Durante unas semanas, la princesa y el príncipe empezaron a enrollarse, así, sin protección ni nada. Por desgracia, el príncipe decidió que la princesa no era tan maja como él pensaba, así que le dijo “oye bonita, deja mi reino que es muy pequeño y tus pomposos vestidos no son de mi agrado”.
En un día llena de pena, mientras la princesa paseaba por su reino, se encontró de sopetón con el príncipe. Ella decidió hacerse la longui y pasó por su lado mirando distraidamente a los pajarillos de las cornisas, haciéndose la despistada. Fue entonces cuando se escucho: “¡¡Joder!! ¿Quién cojones ha puesto la puta farola aquí en medio?”.
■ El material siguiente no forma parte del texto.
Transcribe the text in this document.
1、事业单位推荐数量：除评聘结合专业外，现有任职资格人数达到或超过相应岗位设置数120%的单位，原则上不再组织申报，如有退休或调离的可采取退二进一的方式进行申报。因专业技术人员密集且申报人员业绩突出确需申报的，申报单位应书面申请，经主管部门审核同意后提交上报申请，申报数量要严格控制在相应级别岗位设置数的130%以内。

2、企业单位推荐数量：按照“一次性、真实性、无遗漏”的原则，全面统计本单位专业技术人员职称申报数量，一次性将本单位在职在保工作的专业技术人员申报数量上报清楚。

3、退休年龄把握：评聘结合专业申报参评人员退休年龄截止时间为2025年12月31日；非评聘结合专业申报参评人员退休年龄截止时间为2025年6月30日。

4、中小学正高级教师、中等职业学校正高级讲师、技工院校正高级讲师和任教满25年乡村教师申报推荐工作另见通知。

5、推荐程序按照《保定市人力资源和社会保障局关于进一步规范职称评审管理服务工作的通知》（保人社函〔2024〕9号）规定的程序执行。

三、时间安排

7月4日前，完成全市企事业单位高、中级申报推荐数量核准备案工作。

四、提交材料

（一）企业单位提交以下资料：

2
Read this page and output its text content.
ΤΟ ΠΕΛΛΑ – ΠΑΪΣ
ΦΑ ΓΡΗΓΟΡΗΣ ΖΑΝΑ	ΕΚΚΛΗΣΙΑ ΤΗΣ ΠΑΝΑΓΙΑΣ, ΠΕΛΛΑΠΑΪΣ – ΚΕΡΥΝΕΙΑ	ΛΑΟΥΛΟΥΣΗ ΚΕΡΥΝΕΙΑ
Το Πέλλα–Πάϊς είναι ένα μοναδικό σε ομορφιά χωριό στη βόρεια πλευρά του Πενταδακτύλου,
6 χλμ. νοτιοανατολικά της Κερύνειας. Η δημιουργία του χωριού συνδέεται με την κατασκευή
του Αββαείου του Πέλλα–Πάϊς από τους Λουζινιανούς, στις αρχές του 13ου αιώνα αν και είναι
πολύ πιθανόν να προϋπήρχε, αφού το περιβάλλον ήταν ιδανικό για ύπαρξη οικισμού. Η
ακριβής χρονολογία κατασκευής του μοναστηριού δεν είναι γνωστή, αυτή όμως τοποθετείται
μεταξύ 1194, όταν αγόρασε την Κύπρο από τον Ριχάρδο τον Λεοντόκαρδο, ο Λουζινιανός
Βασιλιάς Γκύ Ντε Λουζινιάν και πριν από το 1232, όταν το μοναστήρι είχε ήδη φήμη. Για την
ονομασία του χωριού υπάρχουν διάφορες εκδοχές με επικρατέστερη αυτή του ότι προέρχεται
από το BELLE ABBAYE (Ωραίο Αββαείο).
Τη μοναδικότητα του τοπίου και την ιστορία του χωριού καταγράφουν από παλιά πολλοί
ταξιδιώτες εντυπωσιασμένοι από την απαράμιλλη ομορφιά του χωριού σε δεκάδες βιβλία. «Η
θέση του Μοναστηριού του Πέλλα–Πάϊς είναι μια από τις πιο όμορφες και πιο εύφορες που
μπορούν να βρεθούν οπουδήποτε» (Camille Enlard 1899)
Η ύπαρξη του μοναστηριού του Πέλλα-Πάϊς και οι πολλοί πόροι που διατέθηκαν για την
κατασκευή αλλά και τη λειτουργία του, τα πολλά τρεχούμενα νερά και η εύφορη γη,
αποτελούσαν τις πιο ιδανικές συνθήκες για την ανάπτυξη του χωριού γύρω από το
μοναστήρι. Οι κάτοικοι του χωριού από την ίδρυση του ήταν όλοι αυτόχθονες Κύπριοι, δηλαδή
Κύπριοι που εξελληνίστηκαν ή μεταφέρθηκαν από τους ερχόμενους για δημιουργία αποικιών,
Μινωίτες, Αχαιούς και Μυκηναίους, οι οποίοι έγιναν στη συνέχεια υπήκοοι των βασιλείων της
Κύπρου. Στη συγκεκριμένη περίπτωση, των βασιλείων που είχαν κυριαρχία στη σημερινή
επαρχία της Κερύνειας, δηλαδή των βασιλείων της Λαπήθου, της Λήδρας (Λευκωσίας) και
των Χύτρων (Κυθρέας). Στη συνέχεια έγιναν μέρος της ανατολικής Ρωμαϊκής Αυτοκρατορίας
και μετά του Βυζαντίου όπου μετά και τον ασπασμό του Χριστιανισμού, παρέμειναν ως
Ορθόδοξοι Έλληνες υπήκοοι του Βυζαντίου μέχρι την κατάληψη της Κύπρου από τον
La princesa sintió tal vergüenza que pidió audiencia con su padre, el Rey Manda-Mas de todos los reinos. Este señor, al ver a su hija con la marca de la farola en la cara, y ante el llanto sufrido de su hija, le prometió a ésta que buscaría una solución para el problema de las lamparitas de calle.
De esta manera se decidió que las farolas se ubicarían a partir de entonces y hasta el fin de los días en los bordes de las aceras, y no en cualquier lado, al tun tun, como se hacía antiguamente.